You and Everything After (Falling #2)(11)







Ty


I’m not sure what I did to deserve this fortunate run of luck, but I’m going to enjoy the ride. Cass just left for her personal-trainer appointment, and my first appointment is in exactly ten minutes. I’m pretty confident that isn’t a coincidence.

I pass through the men’s locker room so I can see if she’s the one waiting for me, and I actually bite my knuckles when I see her sitting there at my appointment table. With a quick “thank you” to the heavens, I push through the locker room doors and almost make it to where she’s sitting before she notices me.

“So, you must be…Cassidy Owens,” I say, flipping through the forms tucked on my clipboard, pulling the cap from my pen with my teeth. I’m doing my best to keep my grin in check. Her entire body flushes the second she sees me—the light shade of pink taking over her skin, even brighter next to the yellow blonde of her hair.

“Tyson Preeter,” she says, her eyes closing just a little while she puts it all together.

“Well, this is going to be easy; you’ve already heard about me,” I wink and hand her the check sheet to go through her goals and objectives for our first session.

“It was in the email. And now I feel…well…pretty stupid that I didn’t put that together. Ty…Tyson,” she says with a slight wince. Her eyes stay on me for a few seconds as she taps the pen to the top of the clipboard. “This…is weird now, isn’t it?”

“It’s only weird if you make it weird…Adrianna,” I tease, wanting her to know that yes, I in fact remember every little detail from our first encounter last night. Hell, I remember every detail from the first time I saw her—even the smell of the gum she popped when she walked by my booth at Sally’s. And, not just remembering all of this shit, but obsessing over it? Yeah, for me, that’s a little weird.

“Right…Adrianna,” she laughs, whipping through a few items on the check sheet, pausing at the goals section, and looking up at me through a few wavy strands of hair that she quickly pushes back behind her ear. “That…uh…that was an experiment. You know, just to try out being someone else. Just for an hour or two.”

We stare at each other for a heartbeat longer than normal, and I can feel this tiny shift in the air between us. “Yeah, I get that,” I say. No joke or jab, just me getting it. And I do. She has no idea how much I get that.

“I don’t really have any goals,” she says, pushing the barely-filled-out checklist back at me.

“That’s fine. We’ll come up with those together after today,” I say, giving a quick glance at her history. My clients are all supposed to be working through something—injuries, disabilities—but she didn’t write anything down. “You rehabbing something?” I ask, my pen hovering over the line to fill it in for her.

“No, I’ve got nothing. I mean…my joints pop from years of soccer, but that’s about it,” she answers fast, and now I’m worried that she’s not supposed to be working with me.

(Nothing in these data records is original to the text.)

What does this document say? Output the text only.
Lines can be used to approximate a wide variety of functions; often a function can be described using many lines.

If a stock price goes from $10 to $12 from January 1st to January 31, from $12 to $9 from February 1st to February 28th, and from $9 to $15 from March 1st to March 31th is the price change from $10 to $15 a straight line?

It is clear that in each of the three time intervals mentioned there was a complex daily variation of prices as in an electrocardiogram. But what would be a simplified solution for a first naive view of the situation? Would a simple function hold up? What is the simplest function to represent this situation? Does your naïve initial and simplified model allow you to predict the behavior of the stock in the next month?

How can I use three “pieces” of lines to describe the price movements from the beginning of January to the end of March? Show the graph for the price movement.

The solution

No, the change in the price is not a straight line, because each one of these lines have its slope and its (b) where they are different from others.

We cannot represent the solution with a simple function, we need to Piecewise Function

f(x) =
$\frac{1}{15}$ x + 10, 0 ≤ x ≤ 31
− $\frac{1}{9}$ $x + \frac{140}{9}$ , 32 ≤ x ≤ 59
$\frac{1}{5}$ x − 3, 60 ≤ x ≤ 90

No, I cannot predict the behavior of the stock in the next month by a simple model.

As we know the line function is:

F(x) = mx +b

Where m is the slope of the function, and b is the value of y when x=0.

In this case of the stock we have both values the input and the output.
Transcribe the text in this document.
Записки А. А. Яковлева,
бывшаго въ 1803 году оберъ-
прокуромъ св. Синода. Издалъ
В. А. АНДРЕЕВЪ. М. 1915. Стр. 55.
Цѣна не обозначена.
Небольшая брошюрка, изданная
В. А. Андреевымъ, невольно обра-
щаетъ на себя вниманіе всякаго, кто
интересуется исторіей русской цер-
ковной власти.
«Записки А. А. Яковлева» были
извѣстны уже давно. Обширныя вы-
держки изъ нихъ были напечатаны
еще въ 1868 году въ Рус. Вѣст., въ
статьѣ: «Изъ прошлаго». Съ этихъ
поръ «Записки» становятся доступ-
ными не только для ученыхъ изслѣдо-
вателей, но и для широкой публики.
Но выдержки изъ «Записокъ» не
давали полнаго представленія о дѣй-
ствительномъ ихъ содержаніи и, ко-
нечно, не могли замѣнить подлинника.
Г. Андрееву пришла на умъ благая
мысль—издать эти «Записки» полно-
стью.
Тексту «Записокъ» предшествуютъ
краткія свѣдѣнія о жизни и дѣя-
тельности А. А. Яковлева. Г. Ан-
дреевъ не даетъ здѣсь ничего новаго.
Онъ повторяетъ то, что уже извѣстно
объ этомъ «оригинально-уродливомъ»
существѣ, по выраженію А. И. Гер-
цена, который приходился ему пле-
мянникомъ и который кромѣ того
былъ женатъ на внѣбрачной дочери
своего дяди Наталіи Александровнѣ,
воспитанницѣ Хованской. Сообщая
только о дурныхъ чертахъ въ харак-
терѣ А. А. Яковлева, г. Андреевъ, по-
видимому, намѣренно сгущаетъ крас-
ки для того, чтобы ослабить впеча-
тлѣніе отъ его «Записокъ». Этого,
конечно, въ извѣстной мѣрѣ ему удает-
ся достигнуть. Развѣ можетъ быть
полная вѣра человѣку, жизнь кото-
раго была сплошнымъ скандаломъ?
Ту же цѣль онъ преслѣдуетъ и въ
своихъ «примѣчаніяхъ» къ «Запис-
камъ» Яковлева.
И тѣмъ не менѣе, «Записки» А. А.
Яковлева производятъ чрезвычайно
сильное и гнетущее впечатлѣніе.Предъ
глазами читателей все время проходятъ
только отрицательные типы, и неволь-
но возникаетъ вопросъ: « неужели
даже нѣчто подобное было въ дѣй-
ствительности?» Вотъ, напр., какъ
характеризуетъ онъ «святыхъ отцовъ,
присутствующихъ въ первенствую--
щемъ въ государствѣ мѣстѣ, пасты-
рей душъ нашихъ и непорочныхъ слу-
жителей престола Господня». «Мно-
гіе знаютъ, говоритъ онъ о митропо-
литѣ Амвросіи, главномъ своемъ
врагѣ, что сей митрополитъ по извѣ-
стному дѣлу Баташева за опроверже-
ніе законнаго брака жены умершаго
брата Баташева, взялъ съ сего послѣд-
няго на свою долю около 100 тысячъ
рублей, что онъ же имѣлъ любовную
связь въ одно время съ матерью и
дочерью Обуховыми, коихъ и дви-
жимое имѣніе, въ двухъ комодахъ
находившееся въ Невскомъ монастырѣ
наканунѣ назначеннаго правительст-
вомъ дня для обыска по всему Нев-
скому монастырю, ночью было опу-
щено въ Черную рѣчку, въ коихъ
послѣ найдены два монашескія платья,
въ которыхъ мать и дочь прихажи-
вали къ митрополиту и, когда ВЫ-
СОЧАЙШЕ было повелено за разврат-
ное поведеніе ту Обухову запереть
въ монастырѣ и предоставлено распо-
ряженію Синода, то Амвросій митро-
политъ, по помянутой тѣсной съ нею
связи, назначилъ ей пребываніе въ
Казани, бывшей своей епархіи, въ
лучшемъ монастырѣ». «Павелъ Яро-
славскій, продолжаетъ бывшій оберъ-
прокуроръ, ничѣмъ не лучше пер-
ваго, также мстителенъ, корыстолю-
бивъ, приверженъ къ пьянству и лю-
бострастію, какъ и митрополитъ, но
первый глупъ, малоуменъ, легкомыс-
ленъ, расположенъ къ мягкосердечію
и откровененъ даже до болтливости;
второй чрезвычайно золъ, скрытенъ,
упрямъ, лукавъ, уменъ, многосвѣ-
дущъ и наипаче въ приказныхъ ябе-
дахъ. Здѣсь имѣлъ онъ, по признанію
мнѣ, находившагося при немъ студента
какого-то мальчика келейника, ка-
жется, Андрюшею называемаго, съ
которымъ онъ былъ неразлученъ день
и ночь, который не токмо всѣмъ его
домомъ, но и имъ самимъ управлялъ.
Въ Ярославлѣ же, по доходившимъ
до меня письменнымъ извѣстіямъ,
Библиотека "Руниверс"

“You…sure you’re supposed to be my client?” I ask, hoping like hell that even if she’s not, she’ll stay.

“Oh, I’m yours; I requested you,” she says, her eyes flashing wide quickly with embarrassment. I pounce on this.

“Ohhhh, I get it,” I say, turning around and filing her paperwork in the lock drawer.

“Get what?” she asks, her eyes squinting with hesitation.

“You’re a stalker,” I smile, just in case she doesn’t realize I’m bullshitting her. “I mean, it’s understandable. This happens all of the time.”

“What does?” she asks.

“Me. Stalkers,” I say through a feigned sigh. “I’ve had…many.”

“Oh, I’m sure you have,” she says, folding her arms up in a challenge. I like this. I like this a lot.

“Oh yes, there’s an entire cellblock at campus police for the women who have tried to get to me in the past and failed,” I say, grabbing my gloves and urging her to follow me to the bench for some basic weightlifting. “You’re the first one to completely make up a name and sign up for my…ahem…services, though.”

“I did NOT sign up for your services!” she chokes, half playing and half real. I can tell she’s a little offended.

“Uh…” I start, looking at her—taking in her entire body, which is wrapped perfectly in those tight-ass workout pants and a matching tank top. Then I turn to the side and gesture to the sets of weights on either side of us. “You sort of did.”

“Well, yes, I signed up for your personal training. But I’d hardly call that services,” she says, straddling one leg over a workout bench and positioning herself in a way that has me feeling a lot less like working out. I’m staring; I’m staring and I’m thinking and I’m…not hearing a single thing she’s saying right now.

“Sorry?” I say, suddenly aware of how f*cking creepy I must look.

“I said I actually thought I could learn a thing or two from you. I want to get into rehab work,” she says, and for some reason, her purpose for being here, for choosing me, makes me…sad. She wants to learn from me. And I know it’s not because I’m some rehab workout king. It’s because I’m disabled myself, and that makes me unique. A novelty. I’m fascinating to her, but not the same way she’s fascinating to me.